Government itself is digitally discriminating against older people in poverty: Most worryingly, AgeUK finds local Governments are denying benefits to those who have never learned to use computers leaving many of them in poverty.
Many elderly people cannot reasonably be expected to master online transactions at this stage of their lives: Having never learned to handle technology, often living alone and with a disability, they cannot complete online application forms and may never be able to claim. Yet receipt of Housing and Council Tax benefits can be a lifeline if they are struggling to make ends meet.
Many may live for another 20 or more years: This means proper and fair arrangements for claiming non-digitally – by post, on the phone or face to face – are urgently needed to allow them to receive their entitlements now and for the future.
Many elderly people have nobody to help them fill in online forms, or are too proud or embarrassed to ask for help: So they go without. Of course, Britain needs to be a modern technologically advanced society, but not at the expense of older generations.

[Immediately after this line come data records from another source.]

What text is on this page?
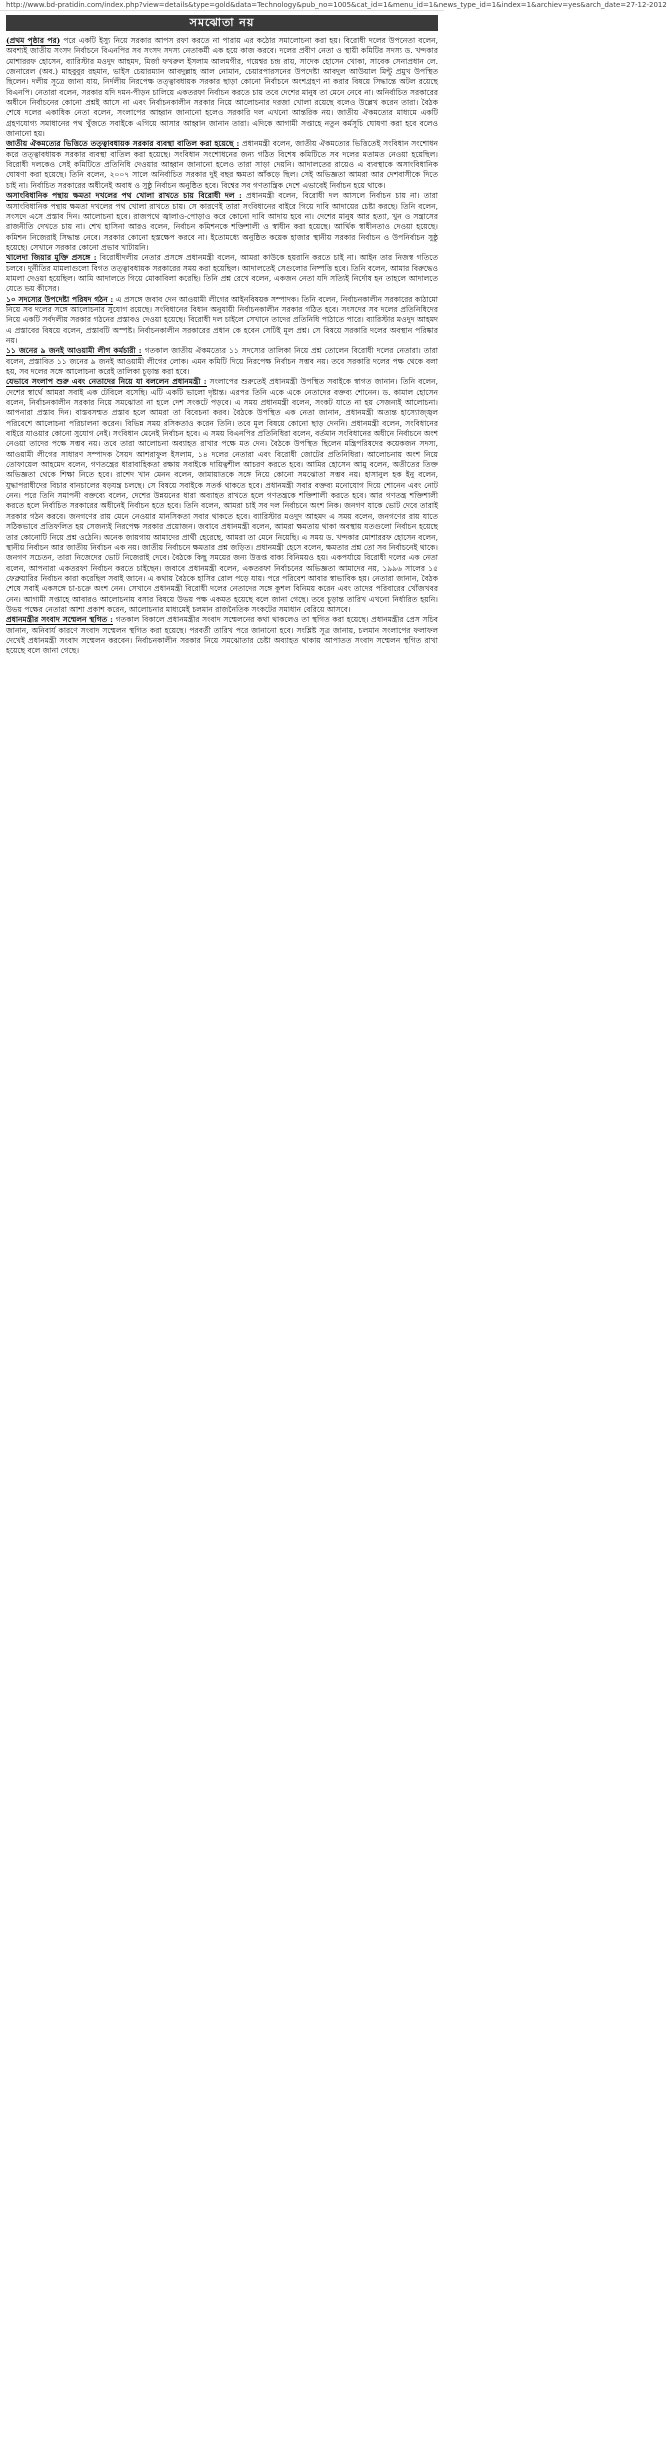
http://www.bd-pratidin.com/index.php?view=details&type=gold&data=Technology&pub_no=1005&cat_id=1&menu_id=1&news_type_id=1&index=1&archiev=yes&arch_date=27-12-2012
সমঝোতা নয়

(প্রথম পৃষ্ঠার পর) পরে একটি ইস্যু নিয়ে সরকার আপস রফা করতে না পারায় এর কঠোর সমালোচনা করা হয়। বিরোধী দলের উপনেতা বলেন, অবশ্যই জাতীয় সংসদ নির্বাচনে বিএনপির সব সংসদ সদস্য নেতাকর্মী এক হয়ে কাজ করবে। দলের প্রবীণ নেতা ও স্থায়ী কমিটির সদস্য ড. খন্দকার মোশাররফ হোসেন, ব্যারিস্টার মওদুদ আহমদ, মির্জা ফখরুল ইসলাম আলমগীর, গয়েশ্বর চন্দ্র রায়, সাদেক হোসেন খোকা, সাবেক সেনাপ্রধান লে. জেনারেল (অব.) মাহবুবুর রহমান, ভাইস চেয়ারম্যান আবদুল্লাহ আল নোমান, চেয়ারপারসনের উপদেষ্টা আবদুল আউয়াল মিন্টু প্রমুখ উপস্থিত ছিলেন। দলীয় সূত্রে জানা যায়, নির্দলীয় নিরপেক্ষ তত্ত্বাবধায়ক সরকার ছাড়া কোনো নির্বাচনে অংশগ্রহণ না করার বিষয়ে সিদ্ধান্তে অটল রয়েছে বিএনপি। নেতারা বলেন, সরকার যদি দমন-পীড়ন চালিয়ে একতরফা নির্বাচন করতে চায় তবে দেশের মানুষ তা মেনে নেবে না। অনির্বাচিত সরকারের অধীনে নির্বাচনের কোনো প্রশ্নই আসে না এবং নির্বাচনকালীন সরকার নিয়ে আলোচনার দরজা খোলা রয়েছে বলেও উল্লেখ করেন তারা। বৈঠক শেষে দলের একাধিক নেতা বলেন, সংলাপের আহ্বান জানানো হলেও সরকারি দল এখনো আন্তরিক নয়। জাতীয় ঐকমত্যের মাধ্যমে একটি গ্রহণযোগ্য সমাধানের পথ খুঁজতে সবাইকে এগিয়ে আসার আহ্বান জানান তারা। এদিকে আগামী সপ্তাহে নতুন কর্মসূচি ঘোষণা করা হবে বলেও জানানো হয়।

জাতীয় ঐকমত্যের ভিত্তিতে তত্ত্বাবধায়ক সরকার ব্যবস্থা বাতিল করা হয়েছে : প্রধানমন্ত্রী বলেন, জাতীয় ঐকমত্যের ভিত্তিতেই সংবিধান সংশোধন করে তত্ত্বাবধায়ক সরকার ব্যবস্থা বাতিল করা হয়েছে। সংবিধান সংশোধনের জন্য গঠিত বিশেষ কমিটিতে সব দলের মতামত নেওয়া হয়েছিল। বিরোধী দলকেও সেই কমিটিতে প্রতিনিধি দেওয়ার আহ্বান জানানো হলেও তারা সাড়া দেয়নি। আদালতের রায়েও এ ব্যবস্থাকে অসাংবিধানিক ঘোষণা করা হয়েছে। তিনি বলেন, ২০০৭ সালে অনির্বাচিত সরকার দুই বছর ক্ষমতা আঁকড়ে ছিল। সেই অভিজ্ঞতা আমরা আর দেশবাসীকে দিতে চাই না। নির্বাচিত সরকারের অধীনেই অবাধ ও সুষ্ঠু নির্বাচন অনুষ্ঠিত হবে। বিশ্বের সব গণতান্ত্রিক দেশে এভাবেই নির্বাচন হয়ে থাকে।

অসাংবিধানিক পন্থায় ক্ষমতা দখলের পথ খোলা রাখতে চায় বিরোধী দল : প্রধানমন্ত্রী বলেন, বিরোধী দল আসলে নির্বাচন চায় না। তারা অসাংবিধানিক পন্থায় ক্ষমতা দখলের পথ খোলা রাখতে চায়। সে কারণেই তারা সংবিধানের বাইরে গিয়ে দাবি আদায়ের চেষ্টা করছে। তিনি বলেন, সংসদে এসে প্রস্তাব দিন। আলোচনা হবে। রাজপথে জ্বালাও-পোড়াও করে কোনো দাবি আদায় হবে না। দেশের মানুষ আর হত্যা, খুন ও সন্ত্রাসের রাজনীতি দেখতে চায় না। শেখ হাসিনা আরও বলেন, নির্বাচন কমিশনকে শক্তিশালী ও স্বাধীন করা হয়েছে। আর্থিক স্বাধীনতাও দেওয়া হয়েছে। কমিশন নিজেরাই সিদ্ধান্ত নেবে। সরকার কোনো হস্তক্ষেপ করবে না। ইতোমধ্যে অনুষ্ঠিত কয়েক হাজার স্থানীয় সরকার নির্বাচন ও উপনির্বাচন সুষ্ঠু হয়েছে। সেখানে সরকার কোনো প্রভাব খাটায়নি।

খালেদা জিয়ার মুক্তি প্রসঙ্গে : বিরোধীদলীয় নেতার প্রসঙ্গে প্রধানমন্ত্রী বলেন, আমরা কাউকে হয়রানি করতে চাই না। আইন তার নিজস্ব গতিতে চলবে। দুর্নীতির মামলাগুলো বিগত তত্ত্বাবধায়ক সরকারের সময় করা হয়েছিল। আদালতেই সেগুলোর নিষ্পত্তি হবে। তিনি বলেন, আমার বিরুদ্ধেও মামলা দেওয়া হয়েছিল। আমি আদালতে গিয়ে মোকাবিলা করেছি। তিনি প্রশ্ন রেখে বলেন, একজন নেতা যদি সত্যিই নির্দোষ হন তাহলে আদালতে যেতে ভয় কীসের।

১০ সদস্যের উপদেষ্টা পরিষদ গঠন : এ প্রসঙ্গে জবাব দেন আওয়ামী লীগের আইনবিষয়ক সম্পাদক। তিনি বলেন, নির্বাচনকালীন সরকারের কাঠামো নিয়ে সব দলের সঙ্গে আলোচনার সুযোগ রয়েছে। সংবিধানের বিধান অনুযায়ী নির্বাচনকালীন সরকার গঠিত হবে। সংসদের সব দলের প্রতিনিধিদের নিয়ে একটি সর্বদলীয় সরকার গঠনের প্রস্তাবও দেওয়া হয়েছে। বিরোধী দল চাইলে সেখানে তাদের প্রতিনিধি পাঠাতে পারে। ব্যারিস্টার মওদুদ আহমদ এ প্রস্তাবের বিষয়ে বলেন, প্রস্তাবটি অস্পষ্ট। নির্বাচনকালীন সরকারের প্রধান কে হবেন সেটিই মূল প্রশ্ন। সে বিষয়ে সরকারি দলের অবস্থান পরিষ্কার নয়।

১১ জনের ৯ জনই আওয়ামী লীগ কর্মচারী : গতকাল জাতীয় ঐকমত্যের ১১ সদস্যের তালিকা নিয়ে প্রশ্ন তোলেন বিরোধী দলের নেতারা। তারা বলেন, প্রস্তাবিত ১১ জনের ৯ জনই আওয়ামী লীগের লোক। এমন কমিটি দিয়ে নিরপেক্ষ নির্বাচন সম্ভব নয়। তবে সরকারি দলের পক্ষ থেকে বলা হয়, সব দলের সঙ্গে আলোচনা করেই তালিকা চূড়ান্ত করা হবে।

যেভাবে সংলাপ শুরু এবং নেতাদের নিয়ে যা বললেন প্রধানমন্ত্রী : সংলাপের শুরুতেই প্রধানমন্ত্রী উপস্থিত সবাইকে স্বাগত জানান। তিনি বলেন, দেশের স্বার্থে আমরা সবাই এক টেবিলে বসেছি। এটি একটি ভালো দৃষ্টান্ত। এরপর তিনি একে একে নেতাদের বক্তব্য শোনেন। ড. কামাল হোসেন বলেন, নির্বাচনকালীন সরকার নিয়ে সমঝোতা না হলে দেশ সংকটে পড়বে। এ সময় প্রধানমন্ত্রী বলেন, সংকট যাতে না হয় সেজন্যই আলোচনা। আপনারা প্রস্তাব দিন। বাস্তবসম্মত প্রস্তাব হলে আমরা তা বিবেচনা করব। বৈঠকে উপস্থিত এক নেতা জানান, প্রধানমন্ত্রী অত্যন্ত হাস্যোজ্জ্বল পরিবেশে আলোচনা পরিচালনা করেন। বিভিন্ন সময় রসিকতাও করেন তিনি। তবে মূল বিষয়ে কোনো ছাড় দেননি। প্রধানমন্ত্রী বলেন, সংবিধানের বাইরে যাওয়ার কোনো সুযোগ নেই। সংবিধান মেনেই নির্বাচন হবে। এ সময় বিএনপির প্রতিনিধিরা বলেন, বর্তমান সংবিধানের অধীনে নির্বাচনে অংশ নেওয়া তাদের পক্ষে সম্ভব নয়। তবে তারা আলোচনা অব্যাহত রাখার পক্ষে মত দেন। বৈঠকে উপস্থিত ছিলেন মন্ত্রিপরিষদের কয়েকজন সদস্য, আওয়ামী লীগের সাধারণ সম্পাদক সৈয়দ আশরাফুল ইসলাম, ১৪ দলের নেতারা এবং বিরোধী জোটের প্রতিনিধিরা। আলোচনায় অংশ নিয়ে তোফায়েল আহমেদ বলেন, গণতন্ত্রের ধারাবাহিকতা রক্ষায় সবাইকে দায়িত্বশীল আচরণ করতে হবে। আমির হোসেন আমু বলেন, অতীতের তিক্ত অভিজ্ঞতা থেকে শিক্ষা নিতে হবে। রাশেদ খান মেনন বলেন, জামায়াতকে সঙ্গে নিয়ে কোনো সমঝোতা সম্ভব নয়। হাসানুল হক ইনু বলেন, যুদ্ধাপরাধীদের বিচার বানচালের ষড়যন্ত্র চলছে। সে বিষয়ে সবাইকে সতর্ক থাকতে হবে। প্রধানমন্ত্রী সবার বক্তব্য মনোযোগ দিয়ে শোনেন এবং নোট নেন। পরে তিনি সমাপনী বক্তব্যে বলেন, দেশের উন্নয়নের ধারা অব্যাহত রাখতে হলে গণতন্ত্রকে শক্তিশালী করতে হবে। আর গণতন্ত্র শক্তিশালী করতে হলে নির্বাচিত সরকারের অধীনেই নির্বাচন হতে হবে। তিনি বলেন, আমরা চাই সব দল নির্বাচনে অংশ নিক। জনগণ যাকে ভোট দেবে তারাই সরকার গঠন করবে। জনগণের রায় মেনে নেওয়ার মানসিকতা সবার থাকতে হবে। ব্যারিস্টার মওদুদ আহমদ এ সময় বলেন, জনগণের রায় যাতে সঠিকভাবে প্রতিফলিত হয় সেজন্যই নিরপেক্ষ সরকার প্রয়োজন। জবাবে প্রধানমন্ত্রী বলেন, আমরা ক্ষমতায় থাকা অবস্থায় যতগুলো নির্বাচন হয়েছে তার কোনোটি নিয়ে প্রশ্ন ওঠেনি। অনেক জায়গায় আমাদের প্রার্থী হেরেছে, আমরা তা মেনে নিয়েছি। এ সময় ড. খন্দকার মোশাররফ হোসেন বলেন, স্থানীয় নির্বাচন আর জাতীয় নির্বাচন এক নয়। জাতীয় নির্বাচনে ক্ষমতার প্রশ্ন জড়িত। প্রধানমন্ত্রী হেসে বলেন, ক্ষমতার প্রশ্ন তো সব নির্বাচনেই থাকে। জনগণ সচেতন, তারা নিজেদের ভোট নিজেরাই দেবে। বৈঠকে কিছু সময়ের জন্য উত্তপ্ত বাক্য বিনিময়ও হয়। একপর্যায়ে বিরোধী দলের এক নেতা বলেন, আপনারা একতরফা নির্বাচন করতে চাইছেন। জবাবে প্রধানমন্ত্রী বলেন, একতরফা নির্বাচনের অভিজ্ঞতা আমাদের নয়, ১৯৯৬ সালের ১৫ ফেব্রুয়ারির নির্বাচন কারা করেছিল সবাই জানে। এ কথায় বৈঠকে হাসির রোল পড়ে যায়। পরে পরিবেশ আবার স্বাভাবিক হয়। নেতারা জানান, বৈঠক শেষে সবাই একসঙ্গে চা-চক্রে অংশ নেন। সেখানে প্রধানমন্ত্রী বিরোধী দলের নেতাদের সঙ্গে কুশল বিনিময় করেন এবং তাদের পরিবারের খোঁজখবর নেন। আগামী সপ্তাহে আবারও আলোচনায় বসার বিষয়ে উভয় পক্ষ একমত হয়েছে বলে জানা গেছে। তবে চূড়ান্ত তারিখ এখনো নির্ধারিত হয়নি। উভয় পক্ষের নেতারা আশা প্রকাশ করেন, আলোচনার মাধ্যমেই চলমান রাজনৈতিক সংকটের সমাধান বেরিয়ে আসবে।

প্রধানমন্ত্রীর সংবাদ সম্মেলন স্থগিত : গতকাল বিকালে প্রধানমন্ত্রীর সংবাদ সম্মেলনের কথা থাকলেও তা স্থগিত করা হয়েছে। প্রধানমন্ত্রীর প্রেস সচিব জানান, অনিবার্য কারণে সংবাদ সম্মেলন স্থগিত করা হয়েছে। পরবর্তী তারিখ পরে জানানো হবে। সংশ্লিষ্ট সূত্র জানায়, চলমান সংলাপের ফলাফল দেখেই প্রধানমন্ত্রী সংবাদ সম্মেলন করবেন। নির্বাচনকালীন সরকার নিয়ে সমঝোতার চেষ্টা অব্যাহত থাকায় আপাতত সংবাদ সম্মেলন স্থগিত রাখা হয়েছে বলে জানা গেছে।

Digital discrimination against older people extends well beyond local Government: In addition to being unable to claim benefits, millions of older people lose out in other ways, such as being denied the best interest rates on savings accounts, or being unable to shop around for more competitive insurance quotes available online.
Older people deserve to be treated with more respect and dignity, making some allowances for their life chances: Neither businesses, nor Government itself, should be allowed to take unfair advantage of older people’s lack of modern technology skills. Digital disadvantage is another form of age discrimination and a decent society should ensure its senior citizens are not marginalised or taken unfair advantage of in this way.